While the State Street fund tracks the S&P SmallCap 600 Index, which requires companies to meet specific profitability criteria, the Vanguard fund follows the CRSP US Small Cap Index. This leads to distinct differences in portfolio depth and volatility profiles.
Snapshot (cost & size)
Beta measures price volatility relative to the S&P 500; beta is calculated from five-year monthly returns. The 1-yr return represents total return over the trailing 12 months. Dividend yield is the trailing-12-month distribution yield.
Both funds are exceptionally affordable, each charging an expense ratio of 0.03%. While the cost to own is identical, the cash flow differs slightly. Investors in the State Street fund currently receive a higher trailing-12-month distribution yield of 1.4% compared to the 1.2% yield offered by the Vanguard fund.

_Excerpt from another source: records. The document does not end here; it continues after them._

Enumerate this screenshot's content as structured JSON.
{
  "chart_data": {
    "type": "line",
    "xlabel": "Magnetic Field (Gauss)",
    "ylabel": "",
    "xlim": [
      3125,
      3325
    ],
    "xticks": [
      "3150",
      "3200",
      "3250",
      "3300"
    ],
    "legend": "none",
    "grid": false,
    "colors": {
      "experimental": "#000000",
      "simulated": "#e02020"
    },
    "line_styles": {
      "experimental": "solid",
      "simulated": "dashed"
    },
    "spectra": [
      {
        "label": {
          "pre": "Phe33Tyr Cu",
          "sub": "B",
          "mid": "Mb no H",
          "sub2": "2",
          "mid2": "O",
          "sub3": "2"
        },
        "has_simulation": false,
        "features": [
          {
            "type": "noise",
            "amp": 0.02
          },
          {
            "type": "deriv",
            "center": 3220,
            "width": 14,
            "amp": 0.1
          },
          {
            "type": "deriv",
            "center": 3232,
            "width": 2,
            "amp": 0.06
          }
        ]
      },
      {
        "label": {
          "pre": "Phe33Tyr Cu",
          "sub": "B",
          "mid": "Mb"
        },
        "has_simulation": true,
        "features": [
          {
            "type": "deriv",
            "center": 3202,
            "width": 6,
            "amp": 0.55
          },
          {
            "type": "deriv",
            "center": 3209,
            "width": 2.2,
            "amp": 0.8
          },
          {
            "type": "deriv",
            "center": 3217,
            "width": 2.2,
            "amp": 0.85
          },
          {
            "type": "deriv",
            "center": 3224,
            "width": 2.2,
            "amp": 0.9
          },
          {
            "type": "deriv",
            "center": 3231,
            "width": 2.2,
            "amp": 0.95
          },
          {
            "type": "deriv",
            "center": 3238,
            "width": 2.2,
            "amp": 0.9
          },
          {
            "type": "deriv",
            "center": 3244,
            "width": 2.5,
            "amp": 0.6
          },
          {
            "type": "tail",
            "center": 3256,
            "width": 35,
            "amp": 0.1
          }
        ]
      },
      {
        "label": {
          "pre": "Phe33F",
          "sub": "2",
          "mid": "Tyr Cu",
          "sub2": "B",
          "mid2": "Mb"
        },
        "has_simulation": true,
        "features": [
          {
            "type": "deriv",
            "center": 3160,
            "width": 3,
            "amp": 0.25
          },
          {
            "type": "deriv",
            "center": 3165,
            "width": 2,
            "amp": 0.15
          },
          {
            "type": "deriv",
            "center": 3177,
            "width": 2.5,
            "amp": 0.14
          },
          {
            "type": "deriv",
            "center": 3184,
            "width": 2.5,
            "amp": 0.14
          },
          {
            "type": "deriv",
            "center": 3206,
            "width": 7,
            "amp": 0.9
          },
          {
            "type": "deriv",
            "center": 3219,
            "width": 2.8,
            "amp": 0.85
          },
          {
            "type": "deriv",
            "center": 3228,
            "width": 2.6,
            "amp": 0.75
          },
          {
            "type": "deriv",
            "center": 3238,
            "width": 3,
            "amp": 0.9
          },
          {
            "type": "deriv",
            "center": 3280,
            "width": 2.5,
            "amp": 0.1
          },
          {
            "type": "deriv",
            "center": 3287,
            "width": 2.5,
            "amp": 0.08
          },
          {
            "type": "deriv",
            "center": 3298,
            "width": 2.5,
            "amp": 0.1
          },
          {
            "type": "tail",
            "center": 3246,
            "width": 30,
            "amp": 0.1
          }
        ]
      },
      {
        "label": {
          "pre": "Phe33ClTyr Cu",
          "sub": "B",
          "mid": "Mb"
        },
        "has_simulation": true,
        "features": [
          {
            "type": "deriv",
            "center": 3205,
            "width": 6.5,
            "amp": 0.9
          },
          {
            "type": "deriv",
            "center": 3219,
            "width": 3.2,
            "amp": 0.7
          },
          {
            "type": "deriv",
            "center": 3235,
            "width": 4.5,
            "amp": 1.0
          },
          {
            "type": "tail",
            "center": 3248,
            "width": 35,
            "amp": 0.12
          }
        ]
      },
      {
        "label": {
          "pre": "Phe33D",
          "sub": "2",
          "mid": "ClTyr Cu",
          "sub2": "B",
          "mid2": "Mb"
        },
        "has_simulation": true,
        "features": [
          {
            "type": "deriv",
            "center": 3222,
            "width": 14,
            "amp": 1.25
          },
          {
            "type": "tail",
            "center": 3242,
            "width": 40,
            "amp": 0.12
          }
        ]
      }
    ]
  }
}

Performance & risk comparison
What’s inside
The Vanguard Small-Cap ETF provides deep exposure to the small-cap space with 1,310 holdings, offering a broad-based approach that limits the impact of any single company. Its sector allocation is led by industrials at 23%, technology at 16%, and financial services at 12%. Its largest positions include Flex at 0.69%, Astera Labs at 0.62%, and Ciena at 0.51%. Launched in 2004, the fund has a trailing-12-month dividend of $3.50 per share.
In contrast, the State Street SPDR Portfolio S&P 600 Small Cap ETF follows a more concentrated index of 607 holdings. This selection process results in different sector weights, with its portfolio tilting toward financial services at 19%, industrials at 17%, and consumer discretionary at 14%. Top holdings include FormFactor at 0.63%, BrightSpring Health Services at 0.6%, and Element Solutions at 0.59%. Launched in 2013, the fund paid $0.77 per share over the trailing 12 months.
For more guidance on ETF investing, check out the full guide at this link.
What this means for investors
Small-cap stocks, which typically represent companies with less than $2 billion in market cap, can be a good vehicle for upside. These are usually companies that are still in the development stages of proving their businesses, which means they could be the next big thing — or they could be acquired or fold completely. Because of the increased risk from this market segment, small caps shouldn’t make up the majority of a long-term stock portfolio.